I cut off his wailing. “Why don’t you just call it a masquerade ball?”

Big D’s face turns extremely serious. “Because I love alliterations, Kane.”

“Same,” I concede.

“Everyone does. Almost as much as the nymph loved her first orgy.”

“Okay, D. I will be there. Consider this my RSVP.”

“Good, because attendance is mandatory.”

“Then why did you need my RS—you know what? Never mind. Thanks for the chat, boss. See you in a couple days.”

“Not if I see you first.” He giggles again.

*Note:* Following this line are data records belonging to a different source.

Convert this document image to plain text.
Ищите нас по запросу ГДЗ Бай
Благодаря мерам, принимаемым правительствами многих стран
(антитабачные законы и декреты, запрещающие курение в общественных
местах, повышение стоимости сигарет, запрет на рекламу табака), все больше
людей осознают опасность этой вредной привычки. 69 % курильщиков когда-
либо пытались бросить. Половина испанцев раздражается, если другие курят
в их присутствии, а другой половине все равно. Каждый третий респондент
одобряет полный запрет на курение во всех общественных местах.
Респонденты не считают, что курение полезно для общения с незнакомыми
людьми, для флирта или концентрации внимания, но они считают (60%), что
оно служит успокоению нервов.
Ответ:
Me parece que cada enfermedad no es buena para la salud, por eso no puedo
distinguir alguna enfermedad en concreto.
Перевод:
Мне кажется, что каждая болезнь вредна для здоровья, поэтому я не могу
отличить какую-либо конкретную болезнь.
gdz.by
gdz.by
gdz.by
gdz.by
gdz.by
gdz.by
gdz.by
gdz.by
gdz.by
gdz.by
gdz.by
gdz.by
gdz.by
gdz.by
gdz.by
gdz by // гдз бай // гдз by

“Seriously though Kane, do not do anything to further upset the Sisters. Your attendance at that catastrophe was no mistake. And if you misstep, overstep, or even Texas two-step with this Rue person any further, I do not want to know what tortures those two might have in store for you.”

“Yeah, okay. Thanks for the heads-up.”

I turn to leave, but just before I reach my hand out to open the door, Big D’s voice carries down the length of this humid room and stops me in my tracks.

“Oh, and Kane, in light of your recent situation ”—he emphasizes the last word to great euphemistic effect—“I will go ahead and put you down for a plus-one. Since it’s so hard to find a sitter on such short notice.” His laugh follows me down the corridor.